Mise à jour, lundi matin:

Un homme d'une cinquantaine d'années a été arrêté alors qu'il se trouvait dans le parlement sud-africain au moment de l'incendie, selon la police. Il doit être présenté à la justice mardi, les enquêteurs explorant la piste criminelle. Selon les premiers éléments, le feu s'est déclenché dans deux foyers. Et une fermeture de l'arrivée d'eau a empêché le système automatique d'extinction de fonctionner correctement. Un rapport doit être remis au président dans les 24 heures.

Pour le moment, aucune victime n’a été signalée mais le bâtiment historique qui abrite une précieuse collection de livres et la copie originale du premier hymne national en Afrikaans, «Die Stem Suid-Afrika» (La voix de l’Afrique du Sud) chanté pendant l’apartheid, est déjà gravement endommagé.

«Le toit de l’ancien bâtiment abritant l’Assemblée nationale s’est effondré, il n’en reste rien», a déclaré à la presse le responsable des services de secours et d’incendie de la Ville, Jean-Pierre Smith. «L’ensemble a subi d’importants dégâts provoqués par la fumée et l’eau», a-t-il ajouté, déclarant que «l’incendie n’est pas maîtrisé».

Le feu a démarré vers 05h00 (04h00 heure suisse) dans l’aile la plus ancienne de l’édifice achevée en 1884, aux salles recouvertes de bois précieux et où siégeaient auparavant les parlementaires. Le feu s’est ensuite propagé dans les parties les plus récentes aujourd’hui en service.

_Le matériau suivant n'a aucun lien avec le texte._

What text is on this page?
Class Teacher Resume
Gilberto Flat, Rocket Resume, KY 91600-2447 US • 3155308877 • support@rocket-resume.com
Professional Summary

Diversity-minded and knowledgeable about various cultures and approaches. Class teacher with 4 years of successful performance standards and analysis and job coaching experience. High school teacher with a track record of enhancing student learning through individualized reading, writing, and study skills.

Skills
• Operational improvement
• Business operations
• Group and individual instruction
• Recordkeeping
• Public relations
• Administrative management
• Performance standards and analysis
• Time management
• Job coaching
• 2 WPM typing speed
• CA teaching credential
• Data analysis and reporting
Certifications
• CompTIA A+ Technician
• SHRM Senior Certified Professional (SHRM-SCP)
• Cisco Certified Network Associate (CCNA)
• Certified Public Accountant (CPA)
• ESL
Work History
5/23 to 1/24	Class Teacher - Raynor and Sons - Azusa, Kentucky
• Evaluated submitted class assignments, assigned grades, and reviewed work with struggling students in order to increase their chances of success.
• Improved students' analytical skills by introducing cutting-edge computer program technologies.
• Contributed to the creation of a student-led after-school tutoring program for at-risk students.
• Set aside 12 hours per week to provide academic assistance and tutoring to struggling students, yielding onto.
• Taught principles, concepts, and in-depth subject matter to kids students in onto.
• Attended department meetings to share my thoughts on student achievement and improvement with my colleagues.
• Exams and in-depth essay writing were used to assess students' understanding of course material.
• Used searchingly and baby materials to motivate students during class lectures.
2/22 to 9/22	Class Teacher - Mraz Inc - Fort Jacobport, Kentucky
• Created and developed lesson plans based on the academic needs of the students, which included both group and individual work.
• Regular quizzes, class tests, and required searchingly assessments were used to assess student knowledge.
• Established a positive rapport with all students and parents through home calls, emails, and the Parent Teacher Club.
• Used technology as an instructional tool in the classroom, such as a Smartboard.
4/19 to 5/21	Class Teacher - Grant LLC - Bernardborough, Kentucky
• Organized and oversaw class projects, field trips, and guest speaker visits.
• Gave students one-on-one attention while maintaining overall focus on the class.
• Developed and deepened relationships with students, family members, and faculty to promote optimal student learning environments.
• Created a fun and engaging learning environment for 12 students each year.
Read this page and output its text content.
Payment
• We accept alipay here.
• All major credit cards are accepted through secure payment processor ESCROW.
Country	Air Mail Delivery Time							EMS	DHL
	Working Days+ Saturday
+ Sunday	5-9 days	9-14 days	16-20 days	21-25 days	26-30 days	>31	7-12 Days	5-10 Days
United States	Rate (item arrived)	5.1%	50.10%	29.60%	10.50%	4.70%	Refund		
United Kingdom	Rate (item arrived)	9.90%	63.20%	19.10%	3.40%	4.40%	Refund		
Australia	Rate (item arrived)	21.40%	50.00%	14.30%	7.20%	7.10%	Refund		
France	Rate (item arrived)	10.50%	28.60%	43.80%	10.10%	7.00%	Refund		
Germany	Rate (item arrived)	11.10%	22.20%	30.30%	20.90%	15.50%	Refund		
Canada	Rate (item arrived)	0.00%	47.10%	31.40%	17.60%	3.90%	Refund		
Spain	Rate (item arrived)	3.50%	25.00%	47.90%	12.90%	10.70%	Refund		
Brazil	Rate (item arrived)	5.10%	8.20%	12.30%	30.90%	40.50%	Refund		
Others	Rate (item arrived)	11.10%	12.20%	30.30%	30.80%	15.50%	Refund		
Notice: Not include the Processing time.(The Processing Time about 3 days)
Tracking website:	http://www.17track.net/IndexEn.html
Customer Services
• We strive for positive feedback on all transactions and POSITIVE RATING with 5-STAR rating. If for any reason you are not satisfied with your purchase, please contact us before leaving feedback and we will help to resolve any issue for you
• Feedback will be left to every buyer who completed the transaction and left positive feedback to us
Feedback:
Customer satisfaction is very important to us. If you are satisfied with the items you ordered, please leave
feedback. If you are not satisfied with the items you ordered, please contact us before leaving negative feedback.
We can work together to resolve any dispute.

«Les pompiers tentent actuellement de maîtriser l’incendie dans la nouvelle aile, où le feu a touché l’actuelle salle de l’Assemblée nationale», a déclaré le porte-parole du Parlement, Moloto Mothapo, lors d’une conférence de presse en ligne. L’origine de l’incendie n’est pas connue, «une personne a été arrêtée et est en train d’être interrogée», a déclaré de son côté le président Cyril Ramaphosa qui s’est rendu sur place.

Epais nuage de fumée noire

L’imposant bâtiment victorien à la façade rouge brique et blanche était toujours enveloppé d’un épais nuage de fumée noire à la mi-journée. Plus tôt, des images aériennes sur les chaînes de télévision ont montré d’immenses flammes s’échappant des toits.

Les rues du quartier huppé ont été rapidement bouclées. Le cordon de sécurité s’étendait jusqu’aux fleurs encore étalées sur le parvis de la cathédrale Saint-Georges voisine, où ont eu lieu la veille les obsèques de Desmond Tutu, dernier héros de la lutte anti-apartheid mort le 26 décembre. Dimanche, à l’aube, ses cendres ont été inhumées dans l’église au cours d’une cérémonie privée.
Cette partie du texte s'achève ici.